Where $\nabla J^{(i)}(\theta) = (h_\theta(x^{(i)}) - y^{(i)}) x^{(i)}$ is the gradient for a single example.

Advantages:

• Much faster per iteration (no sum over all data)
• Can escape local minima due to noise
• Works well with online learning

Disadvantages:

• Noisy updates, doesn't converge smoothly
• May need learning rate decay

Mini-batch Gradient Descent

Mini-batch Gradient Descent is a compromise between batch GD and SGD, using batch size $s$ and epoch-based shuffling:

Algorithm:

Initialize $\theta^{(0)}$ randomly,   $j = 0$

For $e = 0, 1, 2, ...$ (until stopping)     ← Every epoch gets a new random order

    Shuffle all $n$ data points randomly

    For $t = 1, ..., \lfloor n/s \rfloor$:

        Collect the current batch $B = \{x^{(1+(t-1) \cdot s)}, ..., x^{(t \cdot s)}\}$

        $\theta^{(j+1)} = \theta^{(j)} - \alpha \nabla J^B(\theta^{(j)}), \quad j = j + 1$

Where $\nabla J^B(\theta) = \frac{1}{s} \sum_{i \in B} (h_\theta(x^{(i)}) - y^{(i)}) x^{(i)}$ is the gradient over the batch.

Advantages:

• Balances speed and stability
• Leverages vectorization for efficiency
• Standard choice in deep learning (typical batch sizes: 32, 64, 128, 256)

Normal Equation

Analytical solution to find optimal $\theta$:

$$\theta = (X^T X)^{-1} X^T y$$

Pros: No need to choose learning rate, no iterations
Cons: Slow if $n$ is large (computing inverse is $O(n^3)$)

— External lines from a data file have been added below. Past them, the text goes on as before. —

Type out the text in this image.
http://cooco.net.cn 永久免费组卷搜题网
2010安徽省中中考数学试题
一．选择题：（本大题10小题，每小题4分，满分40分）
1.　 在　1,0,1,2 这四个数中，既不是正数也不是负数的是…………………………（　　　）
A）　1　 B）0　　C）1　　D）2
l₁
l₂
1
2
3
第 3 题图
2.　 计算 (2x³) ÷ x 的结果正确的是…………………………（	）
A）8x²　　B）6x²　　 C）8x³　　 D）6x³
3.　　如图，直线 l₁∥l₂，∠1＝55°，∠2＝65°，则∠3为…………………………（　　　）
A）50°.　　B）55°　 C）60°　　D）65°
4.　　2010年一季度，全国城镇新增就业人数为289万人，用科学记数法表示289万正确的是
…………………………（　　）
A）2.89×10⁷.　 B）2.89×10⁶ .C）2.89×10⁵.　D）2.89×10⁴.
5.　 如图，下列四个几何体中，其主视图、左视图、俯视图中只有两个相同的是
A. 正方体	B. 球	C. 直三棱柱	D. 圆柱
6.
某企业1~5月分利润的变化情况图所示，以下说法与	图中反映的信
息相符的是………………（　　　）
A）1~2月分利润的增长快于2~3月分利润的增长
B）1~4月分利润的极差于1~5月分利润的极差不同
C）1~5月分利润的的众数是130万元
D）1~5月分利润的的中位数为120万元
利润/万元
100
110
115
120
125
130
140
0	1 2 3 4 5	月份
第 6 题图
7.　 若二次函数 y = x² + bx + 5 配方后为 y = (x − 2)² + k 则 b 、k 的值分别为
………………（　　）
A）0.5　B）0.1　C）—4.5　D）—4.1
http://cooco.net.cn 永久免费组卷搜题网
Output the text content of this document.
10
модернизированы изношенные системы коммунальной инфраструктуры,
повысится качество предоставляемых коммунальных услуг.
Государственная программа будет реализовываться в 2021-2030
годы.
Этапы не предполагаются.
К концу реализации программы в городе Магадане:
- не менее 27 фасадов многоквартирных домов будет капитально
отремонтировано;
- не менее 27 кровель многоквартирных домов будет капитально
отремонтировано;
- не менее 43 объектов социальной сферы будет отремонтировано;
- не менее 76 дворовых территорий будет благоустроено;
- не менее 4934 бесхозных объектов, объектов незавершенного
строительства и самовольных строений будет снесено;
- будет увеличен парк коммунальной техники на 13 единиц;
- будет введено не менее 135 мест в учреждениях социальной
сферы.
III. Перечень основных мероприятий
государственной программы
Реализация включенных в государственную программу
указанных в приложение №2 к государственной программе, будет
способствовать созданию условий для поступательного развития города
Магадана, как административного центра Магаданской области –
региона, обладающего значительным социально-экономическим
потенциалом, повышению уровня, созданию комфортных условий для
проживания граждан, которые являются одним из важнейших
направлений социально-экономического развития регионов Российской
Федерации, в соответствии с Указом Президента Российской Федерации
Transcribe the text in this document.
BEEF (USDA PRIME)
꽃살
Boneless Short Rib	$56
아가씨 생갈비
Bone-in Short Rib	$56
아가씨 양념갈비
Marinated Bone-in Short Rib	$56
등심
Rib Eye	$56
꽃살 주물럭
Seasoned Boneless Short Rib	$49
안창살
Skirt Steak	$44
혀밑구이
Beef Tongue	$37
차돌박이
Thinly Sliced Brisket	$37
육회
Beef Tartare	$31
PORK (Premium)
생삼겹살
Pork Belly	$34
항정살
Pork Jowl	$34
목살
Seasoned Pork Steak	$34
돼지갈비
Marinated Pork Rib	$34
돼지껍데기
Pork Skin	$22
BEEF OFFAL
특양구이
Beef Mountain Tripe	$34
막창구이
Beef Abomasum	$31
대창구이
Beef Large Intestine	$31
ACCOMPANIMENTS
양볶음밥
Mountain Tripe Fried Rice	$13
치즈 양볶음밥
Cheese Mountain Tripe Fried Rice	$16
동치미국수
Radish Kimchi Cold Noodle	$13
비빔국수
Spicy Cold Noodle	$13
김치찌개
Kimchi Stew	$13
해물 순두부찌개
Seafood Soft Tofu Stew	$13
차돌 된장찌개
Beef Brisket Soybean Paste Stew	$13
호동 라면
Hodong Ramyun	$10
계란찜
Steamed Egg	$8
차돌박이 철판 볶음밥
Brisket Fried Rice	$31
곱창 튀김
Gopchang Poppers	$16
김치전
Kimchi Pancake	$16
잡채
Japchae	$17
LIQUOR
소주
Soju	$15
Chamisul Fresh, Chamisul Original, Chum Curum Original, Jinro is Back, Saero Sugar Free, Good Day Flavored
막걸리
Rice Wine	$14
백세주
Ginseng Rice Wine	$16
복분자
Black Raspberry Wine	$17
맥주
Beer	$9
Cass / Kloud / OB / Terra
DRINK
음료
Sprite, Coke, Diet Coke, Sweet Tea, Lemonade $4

Ridge Regression (L2 Regularization)

Regularization helps prevent overfitting by adding a penalty term to the cost function that discourages complex models.

Add the squared magnitude of coefficients to the cost function:

$$J(\theta) = \frac{1}{2m} \sum_{i=1}^{m} (h_\theta(x^{(i)}) - y^{(i)})^2 + \frac{\lambda}{2m} \sum_{j=1}^{n} \theta_j^2$$

• $\lambda$ is the regularization parameter
• Larger $\lambda$ means more regularization (simpler model)
• Does not include $\theta_0$ in the penalty term

Effect: Shrinks coefficients towards zero but doesn't set them exactly to zero.